After however long that was, I just suddenly realize how destructive this environment I am trying to blend in is. The people around me are all women who would try to take me down because I am new and I seem like a threat to their job. Heck I am fucking worried if I ever got a damn job, why would y’all do that?? These people would try to make you feel guilty ad feel bad for every single tiny teeny mistake I made. They all make me feel like I am such an idiot, which I admit I partly am since I have worked here for 4 months without any proper paid. People here whine all the time, they would complain about every every fucking thing in this world. I feel like if I cut my wrist anytime any of them whine, I would be dead dead dead way long ago.
This is a fucking destructive environment.
Will this do me any good? Should I stay any longer? Because I swear I can’t last any more time than 6 months if I don’t get proper paid. I would eventually leave and what can a LoR of 6 months does?? So insufficient for my application if I want to go big.
I seriously don’t know what to do. This is taking too much of my time to figure out. What I want, what I want to do, should I wait, should I keep trying, should I just quit and let money be my boss like the rest of ’em?
I keep feeling like I don’t belong. I keep my distance from all of them way more than ever. I feel the distance within myself. I hope this is just the stress. Maybe I should try out some new environment with some new people. Maybe I should try surrounding myself with some new people with new ideas, new perspective, new concerns? In the end, all I’ve done recently was to crawl into my own shell and stayed there and shooed people away. I shouldn’t be like this.

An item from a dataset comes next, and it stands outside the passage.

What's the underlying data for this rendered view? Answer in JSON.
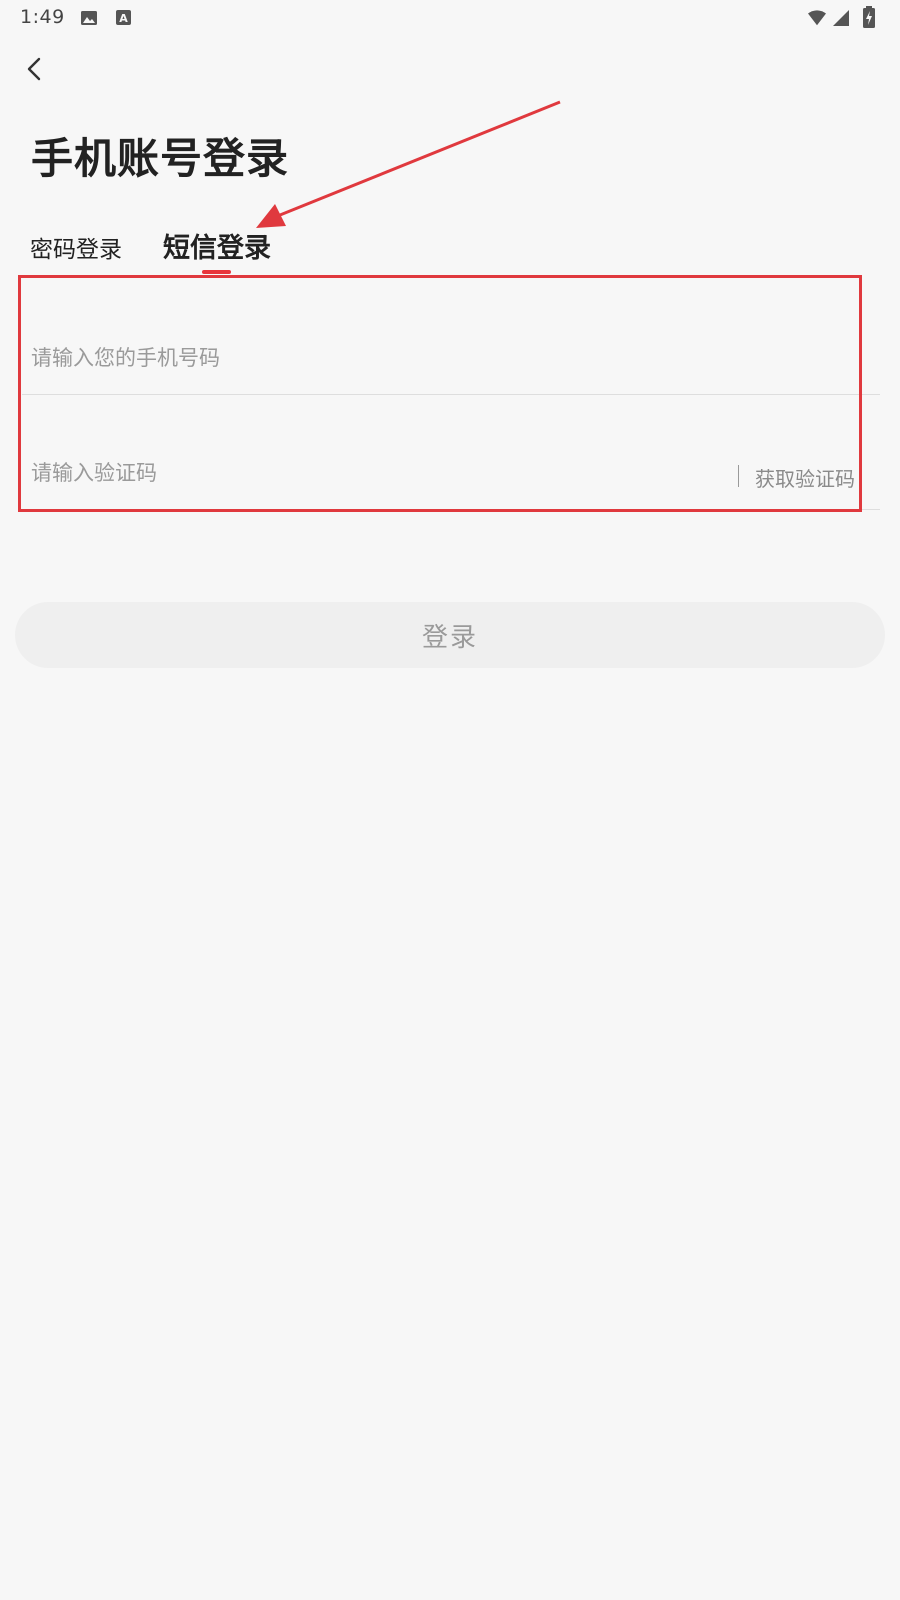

We are torturing each other. I didn’t realize I still have that feelings, a lot of it actually. After however long it was, he finally called me last night. And I was like teenage girl with all the nervous and clumsiness and the butterflies. How about him, I wonder. He just suddenly called me out of nowhere. Too bored? Finished with other girls? Genuinely missed me? I just feel half right half wrong about this all the damn time. There was always a part of me that told me to stop myself from any interaction and attach with him because deep down I know I would be hurt and I would hurt him, or simply shoo him away (not sure if he’ll be hurt). I just can’t help it. I still think of him all the time, with every conversation, every little memories which I am sure he wouldn’t even remember happened. I half want us, I half don’t want us. It is so dangerous to be attracted and connected with someone with the souls. Because in the end, it is always the souls connection that matters.
Everything is just the same old same old, continuing for however long it would be. I feel like I’ve been wearing the same dirty clothes for so long and I stink and everything just sucks. This is so destructive. This isn’t how life should be. What should I do then?
1st July, 2013
Well, here I am, being so unexpected, so miserable and hateful of myself, like, so.much.
I am now actually finally in this scary period. The period I’ve been foreseen and tried all my best to avoid it since my very first year in the university. Still, here I am, being miserable in it. Great. Just great. Life is full of unexpected things, you know. It feels like I am drowning in it, I’m digging myself deeper in it and seems like there’s no escape for me. What the future holds for me? I am angry with everyone and everything for no fucking reasons and I hate myself for that. I am staying hopeless everyday and I fucking hate myself for that. I am staying pretending I am good with it while in fact I hate it to the deepest and I hate myself all the time. All.the.fucking.time.
I’ve been so worried for this period that I have tried all my best to prepare for myself everything that I can since my very first year. I worked, I did many kinds of jobs, positions, I built up the fucking CV since the fucking First year, you know. And now I consider myself a loser every day. Now I am angry, I am hopeless, I am miserable, I hate my life, I hate myself.
Seriously, what do people do when they are in this fucking scary and useless period of life? Or does anyone have to be in it at all? I fucking have nothing. NO-FUCKING-THING. I am a mess, my life is a mess. What should I do now? I am even tried of sending all those applications; I am tired of waiting and becoming hopeless days and days. I am even tired of doing anything. But I also don’t wanna die. This fucking period of life, fuck you.
Maybe the thing you tried all the best to avoid is the thing you definitely have to cope with eventually. God, FML. It’s July already, you know. I’ve been worried for my Jan internship period even since those last months of 2012. And I’ve been worried for my June internship period months ago too. And I end up stay home, doing nothing, staying miserable, staying a loser, and it’s July already.